Tuesday, February 23, 2010
Touching Base
Now the thing about having a baby-and I can't be the first person to have noticed this--is that thereafter you have it. ~Jean Kerr
I was just poking around on Facebook and stumbled upon the profile of a former student of mine, a sweet girl, eager to please, who always did her work and liked to read and wanted to get the hell out of Dodge (Dodge in this case being Oconee County, SC). I taught her when she was 15, a sophomore. She had the highest grades in my class. She shouldn't have been in my class really. She would have been better off in an honors class. She was about 5 months pregnant before I figured it out (unsuspecting me...). I volunteered to do her homebound. I really liked her and I wanted to make sure that she had an advocate. Obviously her life would not be the same and school would change its shape in her life, but I really wanted to see her through it.
She went nearly full term and was a real trooper as we plowed through mounds of busy work until the last week. She had a her baby, which was mostly cared for by the grandmother. She looked at me like I was growing bean trees out of my ears when I asked if she was nursing (silly me). I think her mother occasionally let her hold the baby, and when she did, she looked overwhelmed and unsure of herself (as many new mothers do). I, however, took great joy in holding him while she took her Biology tests and made her U.S. History project. We finished up and I left their bewildered home and flew to England where I had my own adventures, free and unencumbered, while this child of a child of a child grew into little person over the summer.

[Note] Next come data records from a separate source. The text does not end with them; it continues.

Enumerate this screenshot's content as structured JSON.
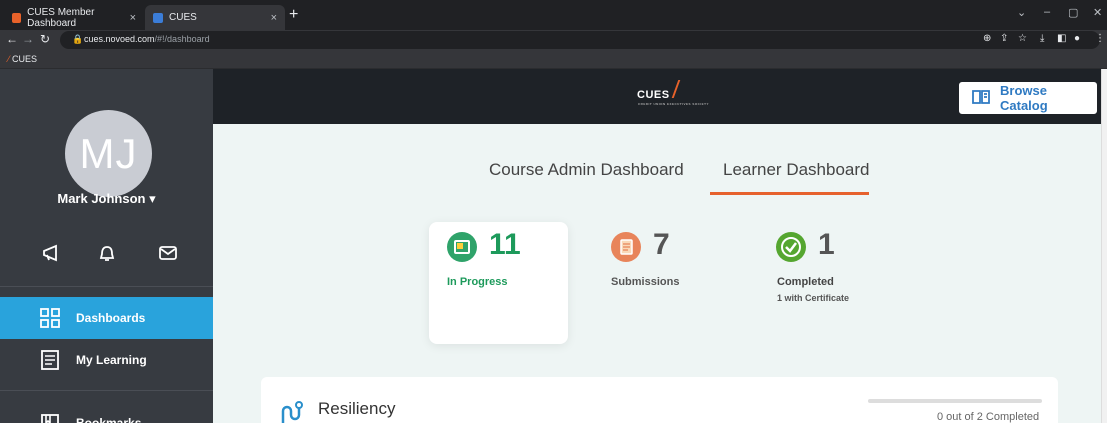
{
  "browser": {
    "tabs": [
      {
        "label": "CUES Member Dashboard",
        "close": "×"
      },
      {
        "label": "CUES",
        "close": "×"
      }
    ],
    "new_tab": "+",
    "url_host": "cues.novoed.com",
    "url_path": "/#!/dashboard",
    "bookmark": "CUES",
    "window_controls": [
      "⌄",
      "–",
      "▢",
      "✕"
    ]
  },
  "sidebar": {
    "initials": "MJ",
    "user_name": "Mark Johnson ▾",
    "icons": [
      "megaphone-icon",
      "bell-icon",
      "mail-icon"
    ],
    "items": [
      {
        "label": "Dashboards",
        "active": true
      },
      {
        "label": "My Learning",
        "active": false
      },
      {
        "label": "Bookmarks",
        "active": false
      }
    ]
  },
  "header": {
    "logo": "CUES",
    "logo_tagline": "CREDIT UNION EXECUTIVES SOCIETY",
    "browse_label": "Browse Catalog"
  },
  "dashboard": {
    "tabs": [
      "Course Admin Dashboard",
      "Learner Dashboard"
    ],
    "active_tab": "Learner Dashboard",
    "accent": "#e6612d",
    "stats": [
      {
        "count": "11",
        "label": "In Progress",
        "color": "#1d9a5b"
      },
      {
        "count": "7",
        "label": "Submissions",
        "color": "#e8845a"
      },
      {
        "count": "1",
        "label": "Completed",
        "sub": "1 with Certificate",
        "color": "#55a630"
      }
    ]
  },
  "course": {
    "title": "Resiliency",
    "progress_text": "0 out of 2 Completed",
    "progress_fraction": 0
  }
}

My student returned in the fall looking fabulous. She had probably starved herself into her old jeans and compensated for weariness with impeccably applied mascara and eyeliner. I know this because I ran into her and her mother and the baby in K-mart buying school supplies a few weeks earlier and all party members looked ragged and frustrated. She wasn't in my class anymore, but I kept up with her. Her straight As had turned to Bs and Cs, but she kept her head above water. I let go. I was dealing with my own troubles. And then one morning as I fussed at several of my students for being late to class, I was given the ultimate legitimate excuse: "But Ms. Capps, there was this awesome fight. [Former Student] just beat the sh...("ahem") crap out of [Other Student]!" I couldn't immediately envision such a scenario out of my sweet, reluctant, quiet pupil. As I told my students (in a totally professional way) to mind their own damn business, I knew that it must have been about her baby. My intuition was right. The other girl had said something derogatory about the baby and, being a child herself with typically teenage impulse control, she had flown off the deep end and evidently really hurt the offending girl.
By the end of my second year, I was too preoccupied with my own future to worry too much about hers. Over two years, I taught 300 kids or so. If you kept up with all of them, there would be nothing left of you. But I clicked on her profile today and read that she had another baby around Halloween, which means she would have been pregnant around the time of that fight. Accept this baby was born in a storm. The latest pictures show her little baby at 4 months, still intubated and in hospital. I'm afraid to ask. My stomach hurts thinking about their lives, what the years will bring, what I might have been able to do. Maybe because she was the first student who I thought, with first year teaching hubris, I could really help. I thought that maybe if I showed her enough attention and supported her amidst all the judgement and drama, that she would be able to pick up the pieces of her life and move forward and overcome the odds of so many other teen mothers out there.
In two years I taught seemingly countless teen moms, most of whom were surprisingly enthusiastic about their pregnancies, unlike their adult counterpart. All these girls just want to be loved. They have sex (bad sex, most likely, given the skills of teenage boys) because they think they might be trading the use of their bodies for real love. And, in turn, they have babies that will love them unconditionally. It's what we all want, right...to love and be loved in return.